El pulso es tantear el terreno. Se denomina arte el saber cuándo y cómo. Con una vara se mide el tiempo de aquí para allá, cuánto ha de valer el regreso. Y cuenta. Entonces el ojo concreta los datos que se almacenan antes de que te veas frente al espejo.
El fotógrafo recogió los rostros y se fue. Es una pena que haya estado de cuerpo presente el sagrado silencio. Afuera no hay perros ni gatos en los tejados cubiertos de moho. He venido como la tarde llega. Afuera un árbol genealógico de pequeñas hojas cae de las manos.
En ese mismo año pasó todo. Los recuerdos del México de Manuel Álvarez Bravo en la pared y la nota periodística se publicita en el desvencijado sofá. No expliqué la puerta media abierta, el piso limpio escampado, los pasos presentidos que iban raspando el futuro cercano.

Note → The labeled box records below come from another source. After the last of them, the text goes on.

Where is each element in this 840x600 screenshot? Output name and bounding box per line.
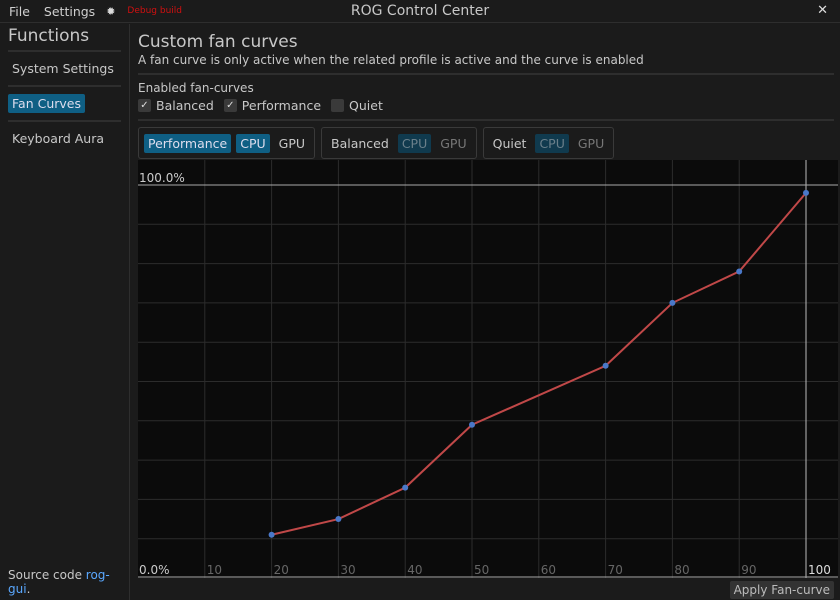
curve-point: [402, 484, 409, 491]
curve-point: [803, 189, 809, 196]
source-suffix: .: [26, 582, 31, 596]
y-max-label: 100.0%: [139, 171, 185, 185]
profile-group-performance: Performance CPU GPU: [138, 127, 316, 159]
cpu-button[interactable]: CPU: [397, 133, 432, 153]
profile-performance-button[interactable]: Performance: [144, 133, 232, 153]
gpu-button[interactable]: GPU: [577, 135, 605, 151]
curve-point: [736, 268, 743, 275]
cpu-button[interactable]: CPU: [535, 133, 569, 153]
curve-point: [669, 299, 676, 306]
menu-file[interactable]: File: [9, 3, 30, 19]
fan-curve-chart[interactable]: 10 20 30 40 50 60 70 80 90 100 100.0% 0.0%: [138, 160, 838, 578]
close-icon[interactable]: ✕: [817, 3, 828, 18]
sidebar-item-system-settings[interactable]: System Settings: [12, 61, 114, 76]
menu-bar: File Settings ✹ Debug build ROG Control …: [0, 0, 840, 23]
source-code: Source code rog-gui.: [8, 568, 129, 596]
source-link[interactable]: rog-gui: [8, 568, 110, 596]
gpu-button[interactable]: GPU: [440, 135, 467, 151]
main-panel: Custom fan curves A fan curve is only ac…: [138, 24, 834, 159]
x-tick-label: 80: [674, 563, 689, 577]
x-tick-label: 10: [207, 563, 222, 577]
apply-fan-curve-button[interactable]: Apply Fan-curve: [729, 581, 834, 599]
checkbox-label: Performance: [241, 98, 322, 113]
debug-label: Debug build: [127, 6, 183, 16]
x-tick-label: 100: [808, 563, 831, 577]
divider: [8, 120, 121, 122]
menu-settings[interactable]: Settings: [43, 3, 96, 19]
chart-svg[interactable]: 10 20 30 40 50 60 70 80 90 100 100.0% 0.0%: [138, 160, 838, 578]
checkbox-label: Quiet: [349, 98, 383, 113]
page-description: A fan curve is only active when the rela…: [138, 53, 644, 67]
page-title: Custom fan curves: [138, 32, 298, 52]
curve-point: [268, 531, 275, 538]
profile-balanced-button[interactable]: Balanced: [331, 135, 389, 151]
curve-point: [469, 421, 475, 428]
checkbox-label: Balanced: [156, 98, 214, 113]
fan-curve-line: [271, 192, 807, 536]
curve-point: [602, 362, 609, 369]
sidebar-item-fan-curves[interactable]: Fan Curves: [8, 94, 85, 113]
x-tick-label: 50: [474, 563, 489, 577]
window-title: ROG Control Center: [350, 3, 490, 19]
profile-group-balanced: Balanced CPU GPU: [321, 127, 477, 159]
checkbox-balanced[interactable]: ✓: [138, 99, 151, 112]
gpu-button[interactable]: GPU: [278, 135, 306, 151]
divider: [8, 50, 121, 52]
divider: [138, 73, 834, 75]
sun-icon[interactable]: ✹: [106, 4, 116, 18]
profile-group-quiet: Quiet CPU GPU: [482, 127, 615, 159]
enabled-label: Enabled fan-curves: [138, 81, 254, 95]
x-tick-label: 70: [608, 563, 623, 577]
divider: [8, 85, 121, 87]
x-tick-label: 60: [541, 563, 556, 577]
y-min-label: 0.0%: [139, 563, 170, 577]
curve-point: [335, 516, 342, 523]
x-tick-label: 40: [407, 563, 422, 577]
divider: [138, 119, 834, 121]
checkbox-quiet[interactable]: [331, 99, 345, 112]
cpu-button[interactable]: CPU: [236, 133, 270, 153]
x-tick-label: 90: [741, 563, 756, 577]
profile-quiet-button[interactable]: Quiet: [492, 135, 527, 151]
x-tick-label: 20: [274, 563, 289, 577]
x-tick-label: 30: [340, 563, 355, 577]
sidebar-item-keyboard-aura[interactable]: Keyboard Aura: [12, 131, 105, 146]
sidebar: Functions System Settings Fan Curves Key…: [0, 24, 130, 600]
checkbox-performance[interactable]: ✓: [223, 99, 237, 112]
sidebar-title: Functions: [8, 26, 90, 46]
source-label: Source code: [8, 568, 86, 582]
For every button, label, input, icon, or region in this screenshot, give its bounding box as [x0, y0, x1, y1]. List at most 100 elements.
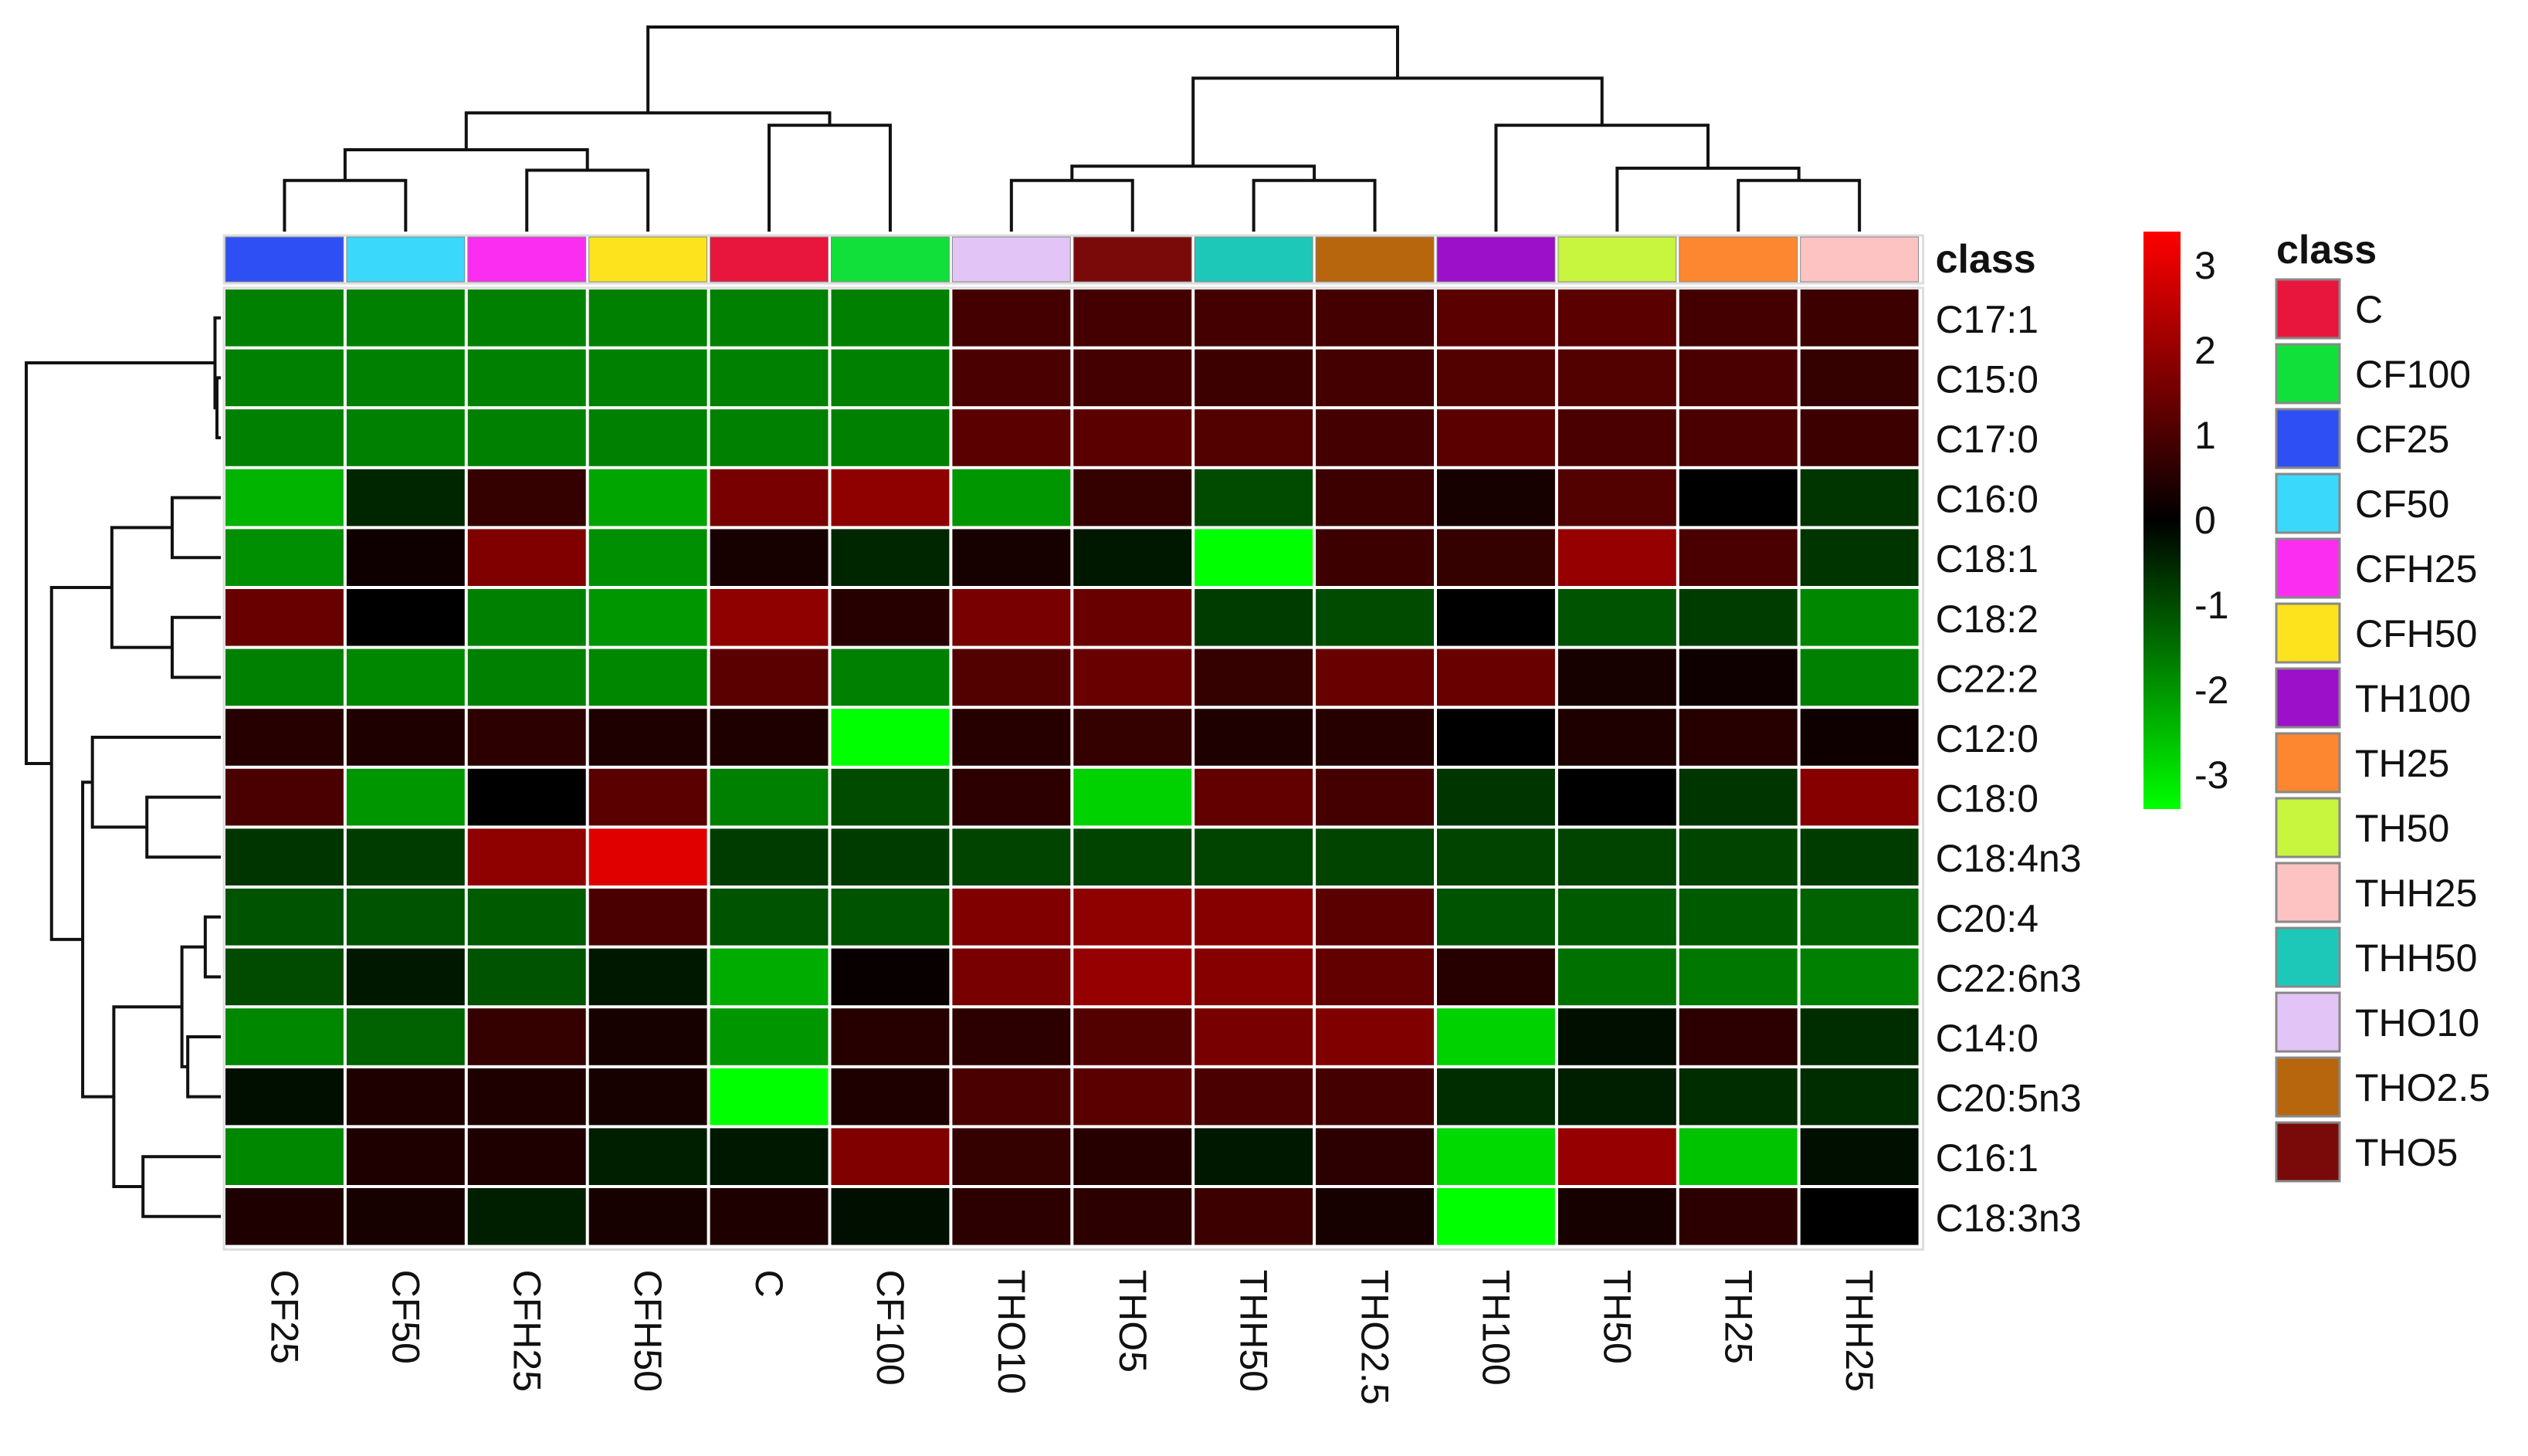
heatmap-cell	[1316, 1008, 1434, 1065]
heatmap-cell	[710, 889, 829, 946]
class-bar-cell	[1800, 236, 1920, 283]
legend-label: CF100	[2355, 353, 2471, 396]
heatmap-cell	[588, 648, 707, 706]
heatmap-cell	[831, 1068, 950, 1126]
heatmap-cell	[225, 589, 344, 646]
heatmap-cell	[1073, 349, 1192, 407]
heatmap-cell	[588, 1008, 707, 1065]
heatmap-cell	[952, 948, 1071, 1006]
heatmap-cell	[1557, 409, 1676, 466]
heatmap-cell	[467, 648, 586, 706]
heatmap-cell	[346, 1008, 465, 1065]
row-label: C18:1	[1936, 537, 2038, 581]
heatmap-cell	[1679, 469, 1798, 527]
class-bar-cell	[467, 236, 587, 283]
heatmap-cell	[710, 469, 829, 527]
heatmap-cell	[467, 469, 586, 527]
row-label: C18:3n3	[1936, 1197, 2082, 1240]
heatmap-cell	[1195, 589, 1313, 646]
heatmap-cell	[588, 469, 707, 527]
class-bar-cell	[831, 236, 950, 283]
heatmap-cell	[952, 1128, 1071, 1185]
heatmap-cell	[588, 1128, 707, 1185]
heatmap-cell	[1073, 648, 1192, 706]
heatmap-cell	[1195, 409, 1313, 466]
row-label: C16:1	[1936, 1136, 2038, 1180]
heatmap-cell	[1195, 768, 1313, 826]
column-labels: CF25 CF50 CFH25 CFH50 C CF100 THO10 THO5 THH50 TH…	[263, 1270, 1881, 1405]
heatmap-cells	[222, 286, 1925, 1251]
heatmap-cell	[1800, 1188, 1919, 1245]
legend-label: CF50	[2355, 483, 2449, 526]
heatmap-cell	[1316, 709, 1434, 766]
heatmap-cell	[831, 469, 950, 527]
heatmap-cell	[1073, 1068, 1192, 1126]
heatmap-cell	[952, 349, 1071, 407]
heatmap-cell	[1557, 889, 1676, 946]
class-bar-cell	[710, 236, 829, 283]
heatmap-cell	[831, 349, 950, 407]
column-label: CF50	[384, 1270, 427, 1364]
heatmap-cell	[1679, 768, 1798, 826]
heatmap-cell	[831, 709, 950, 766]
heatmap-cell	[1557, 1128, 1676, 1185]
heatmap-cell	[831, 1008, 950, 1065]
row-label: C17:0	[1936, 418, 2038, 461]
column-label: THO5	[1111, 1270, 1154, 1373]
heatmap-cell	[1073, 290, 1192, 347]
legend-label: TH50	[2355, 807, 2449, 850]
heatmap-cell	[467, 709, 586, 766]
heatmap-cell	[1800, 648, 1919, 706]
heatmap-cell	[1679, 1188, 1798, 1245]
heatmap-cell	[1195, 349, 1313, 407]
heatmap-cell	[1316, 948, 1434, 1006]
heatmap-cell	[831, 589, 950, 646]
heatmap-cell	[1557, 349, 1676, 407]
column-label: TH100	[1474, 1270, 1517, 1386]
colorbar-tick-label: 0	[2194, 499, 2216, 542]
heatmap-cell	[710, 648, 829, 706]
heatmap-cell	[1195, 290, 1313, 347]
row-label: C18:4n3	[1936, 837, 2082, 880]
heatmap-cell	[225, 948, 344, 1006]
heatmap-cell	[1316, 529, 1434, 586]
class-bar-cell	[588, 236, 708, 283]
colorbar-tick-label: -1	[2194, 584, 2228, 627]
row-label: C20:5n3	[1936, 1077, 2082, 1120]
row-label: C15:0	[1936, 357, 2038, 401]
heatmap-cell	[1073, 709, 1192, 766]
heatmap-cell	[1557, 768, 1676, 826]
row-label: C18:0	[1936, 777, 2038, 821]
heatmap-cell	[1800, 948, 1919, 1006]
heatmap-cell	[1679, 1008, 1798, 1065]
heatmap-cell	[1195, 648, 1313, 706]
heatmap-cell	[1073, 889, 1192, 946]
legend-swatch	[2275, 472, 2341, 534]
row-label: C20:4	[1936, 897, 2038, 940]
heatmap-cell	[952, 409, 1071, 466]
heatmap-cell	[831, 1128, 950, 1185]
heatmap-cell	[346, 889, 465, 946]
heatmap-cell	[588, 1068, 707, 1126]
heatmap-cell	[710, 1128, 829, 1185]
row-dendrogram	[25, 316, 221, 1218]
heatmap-cell	[588, 589, 707, 646]
heatmap-cell	[1800, 349, 1919, 407]
row-label: C12:0	[1936, 717, 2038, 760]
heatmap-cell	[710, 589, 829, 646]
heatmap-cell	[710, 709, 829, 766]
heatmap-cell	[710, 768, 829, 826]
heatmap-cell	[588, 709, 707, 766]
heatmap-cell	[1800, 768, 1919, 826]
heatmap-cell	[1557, 1068, 1676, 1126]
heatmap-cell	[1557, 828, 1676, 885]
heatmap-cell	[1437, 290, 1555, 347]
heatmap-cell	[1073, 409, 1192, 466]
heatmap-cell	[1800, 1128, 1919, 1185]
heatmap-cell	[831, 889, 950, 946]
heatmap-cell	[952, 889, 1071, 946]
legend-label: THH25	[2355, 872, 2477, 915]
heatmap-cell	[952, 589, 1071, 646]
heatmap-cell	[1800, 469, 1919, 527]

Algunas consideraciones reconocen que fue un buen invierno a pesar de todo. En el fondo del jardín hay más bajas que altas. La cámara estalla en un flash y la sonrisa vuelve al rostro ajetreado y cansado del día. Lateralmente hay vida cercana, gente esperando.
Como hecho adrede el cuerpo de la ciudad le ha dolido los golpes, los clavos, barrenos de la entraña, telaraña de postes. En algunas precipitaciones pluviales ves el agua retorcerse río abajo desparecer en la bocatoma. Quebrarse entre los baches y pequeños arroyos del subsuelo urbano.
Los clanes dejaron un estrepitoso mandato de gobierno que se quebró en los aparadores de una protesta callejera. Y ella, la ciudad, se asomó desnuda de palabras a ver la procesión de cabrones inconformes.
Me uno al acontecer y transcurrir paralelo. Ese tomar distancia frente al enemigo aparente, hacer boxeo de sombra, instantes antes del espejo.